Seu comentário, realizado no domingo passado ao término de uma missa na igreja de Crathie Kirk, na Escócia, surpreendeu a todos e foi interpretado como uma clara referência que está a favor que a Escócia siga fazendo parte do Reino Unido.

Dirigindo-se a uma das pessoas reunidas perante a igreja para cumprimentá-la, a rainha – que rompeu assim o protocolo pois nunca se aproxima das pessoas quando vai a Crathie Kirk – disse: “Espero que as pessoas pense com muita atenção sobre o futuro”.

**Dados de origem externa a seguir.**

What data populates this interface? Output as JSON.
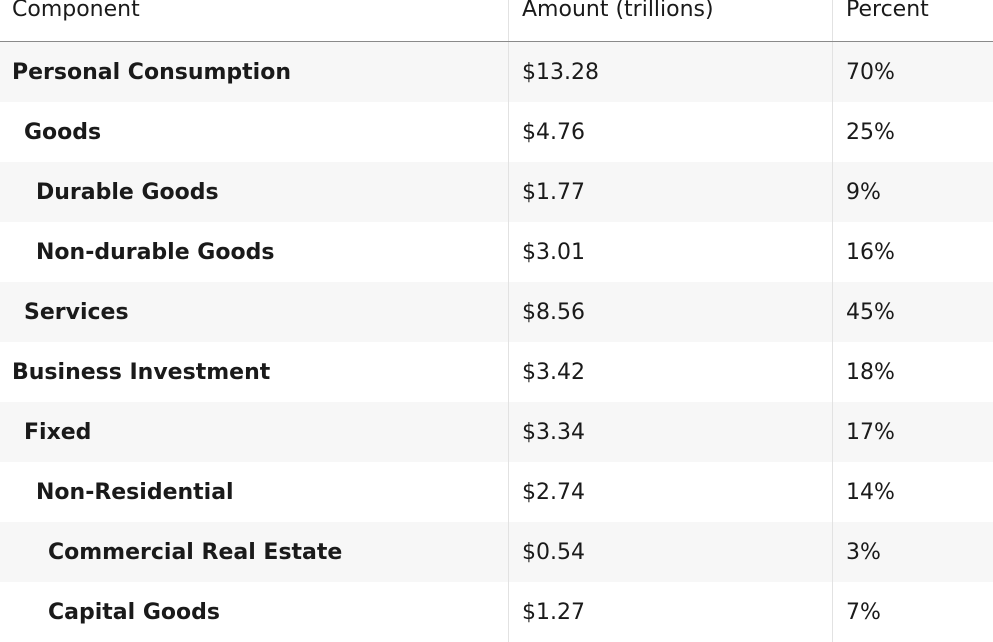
{
  "table": {
    "headers": [
      "Component",
      "Amount (trillions)",
      "Percent"
    ],
    "rows": [
      {
        "component": "Personal Consumption",
        "amount": "$13.28",
        "percent": "70%",
        "level": 0
      },
      {
        "component": "Goods",
        "amount": "$4.76",
        "percent": "25%",
        "level": 1
      },
      {
        "component": "Durable Goods",
        "amount": "$1.77",
        "percent": "9%",
        "level": 2
      },
      {
        "component": "Non-durable Goods",
        "amount": "$3.01",
        "percent": "16%",
        "level": 2
      },
      {
        "component": "Services",
        "amount": "$8.56",
        "percent": "45%",
        "level": 1
      },
      {
        "component": "Business Investment",
        "amount": "$3.42",
        "percent": "18%",
        "level": 0
      },
      {
        "component": "Fixed",
        "amount": "$3.34",
        "percent": "17%",
        "level": 1
      },
      {
        "component": "Non-Residential",
        "amount": "$2.74",
        "percent": "14%",
        "level": 2
      },
      {
        "component": "Commercial Real Estate",
        "amount": "$0.54",
        "percent": "3%",
        "level": 3
      },
      {
        "component": "Capital Goods",
        "amount": "$1.27",
        "percent": "7%",
        "level": 3
      }
    ]
  }
}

Seu comentário surgiu depois que alguns políticos britânicos partidários da união se manifestaram a favor de uma intervenção da rainha para impedir o rompimento da Ata de União de 1707, pela qual a Escócia está unida ao Reino Unido.

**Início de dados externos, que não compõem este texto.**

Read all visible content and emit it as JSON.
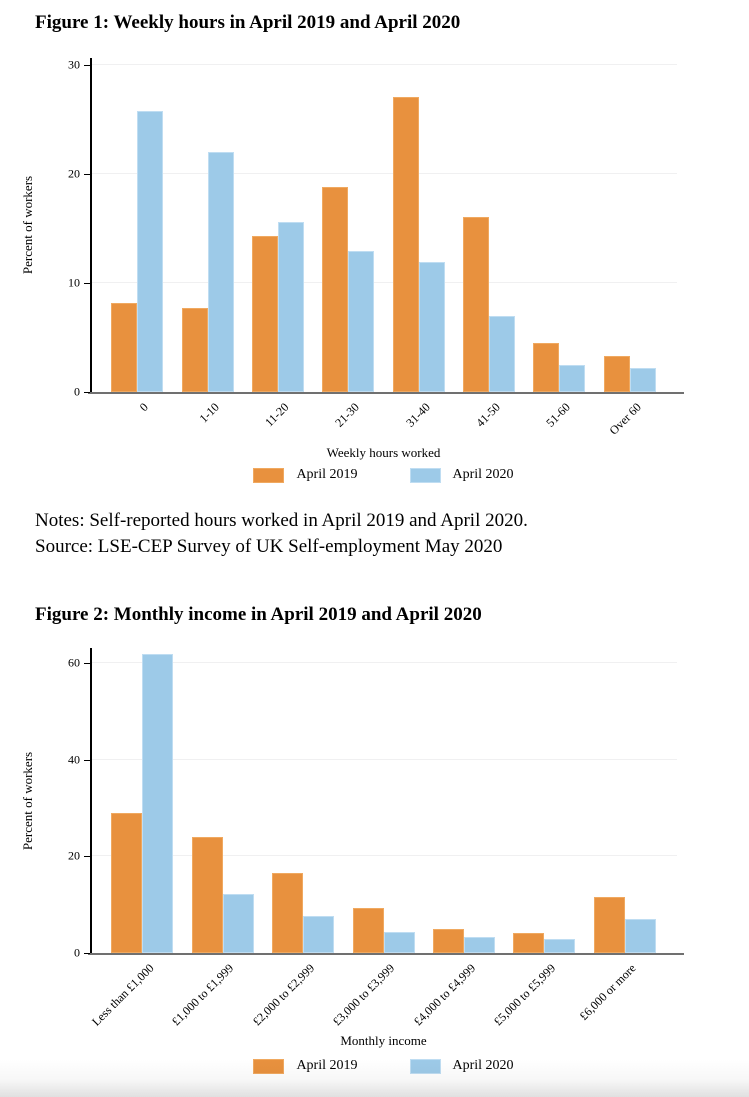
{
  "notes": {
    "line1": "Notes: Self-reported hours worked in April 2019 and April 2020.",
    "line2": "Source: LSE-CEP Survey of UK Self-employment May 2020"
  },
  "legend": {
    "series1_label": "April 2019",
    "series2_label": "April 2020"
  },
  "colors": {
    "april2019_fill": "#E8913E",
    "april2019_border": "#F0A960",
    "april2020_fill": "#9DCAE8",
    "april2020_border": "#BFDDF2",
    "gridline": "#F0F0F1",
    "y_axis": "#000000",
    "x_axis": "#707070"
  },
  "chart_data": [
    {
      "type": "bar",
      "title": "Figure 1: Weekly hours in April 2019 and April 2020",
      "categories": [
        "0",
        "1-10",
        "11-20",
        "21-30",
        "31-40",
        "41-50",
        "51-60",
        "Over 60"
      ],
      "series": [
        {
          "name": "April 2019",
          "values": [
            8.2,
            7.7,
            14.3,
            18.8,
            27.1,
            16.1,
            4.5,
            3.3
          ]
        },
        {
          "name": "April 2020",
          "values": [
            25.8,
            22.0,
            15.6,
            12.9,
            11.9,
            7.0,
            2.5,
            2.2
          ]
        }
      ],
      "xlabel": "Weekly hours worked",
      "ylabel": "Percent of workers",
      "ylim": [
        0,
        30
      ],
      "yticks": [
        0,
        10,
        20,
        30
      ],
      "grid": true,
      "legend_position": "bottom"
    },
    {
      "type": "bar",
      "title": "Figure 2: Monthly income in April 2019 and April 2020",
      "categories": [
        "Less than £1,000",
        "£1,000 to £1,999",
        "£2,000 to £2,999",
        "£3,000 to £3,999",
        "£4,000 to £4,999",
        "£5,000 to £5,999",
        "£6,000 or more"
      ],
      "series": [
        {
          "name": "April 2019",
          "values": [
            29.0,
            24.0,
            16.5,
            9.3,
            5.0,
            4.1,
            11.5
          ]
        },
        {
          "name": "April 2020",
          "values": [
            61.8,
            12.3,
            7.7,
            4.4,
            3.3,
            2.9,
            7.0
          ]
        }
      ],
      "xlabel": "Monthly income",
      "ylabel": "Percent of workers",
      "ylim": [
        0,
        60
      ],
      "yticks": [
        0,
        20,
        40,
        60
      ],
      "grid": true,
      "legend_position": "bottom"
    }
  ]
}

No entanto, uma porta-voz do Palácio de Buckingham disse à Agência Efe que o referendo é um assunto “que compete ao povo da Escócia”.

“A rainha é, e foi sempre, constitucionalmente imparcial em todos os assuntos políticos, incluindo o referendo de independência escocês. Não é uma função constitucional de Vossa Majestade encorajar as pessoas a votar de uma maneira ou outra”, assegurou a porta-voz.

O resto da família real também mantém a neutralidade, apesar de príncipe Harry, filho do príncipe Charles, ter dado a entender esta semana que prefere a união ao afirmar, ao término de um evento esportivo para ex-combatentes, que espera que os próximos jogos aconteçam na escocesa Glasgow.

O único precedente sobre uma intervenção de Elizabeth II em assuntos políticos é de 1977, quando aproveitou um discurso por ocasião de seus 25 anos de reinado para lembrar que foi coroada “rainha do Reino Unido de Grã-Bretanha e Irlanda do Norte”, por ocasião de uma votação na Escócia e no País de Gales para ceder-lhes autonomia, algo que finalmente não prosperou.

Mas aconteça o que acontecer hoje, saia o “sim” ou o “não”, Elizabeth II seguirá sendo rainha do Reino Unido e rainha da Escócia, pois o primeiro-ministro regional escocês, o nacionalista Alex Salmond, já disse que os escoceses a querem como sua chefe de Estado.

A rainha está muito vinculada à Escócia. Tem sangue escocês por parte de mãe e passa todos os anos suas férias no castelo de Balmoral, em Aberdeenshire.

Este castelo, uma das residências mais famosas da soberana, foi comprada pelo príncipe Albert para a rainha Victoria e é utilizada por Elizabeth II para receber todos os meses de agosto o primeiro-ministro britânico e o escocês.

Além de Balmoral, a rainha costuma passar uma semana por ano no palácio de Holyrood, em Edimburgo, a residência oficial dos monarcas britânicos quando cruzam a terras escocesas.

Porém, as obrigações de Elizabeth II com o povo escocês, caso vença o “sim” à cisão, serão estabelecidas na Constituição que a Escócia redigirá antes de uma possível declaração de independência, já fixada para o dia 24 de março de 2016.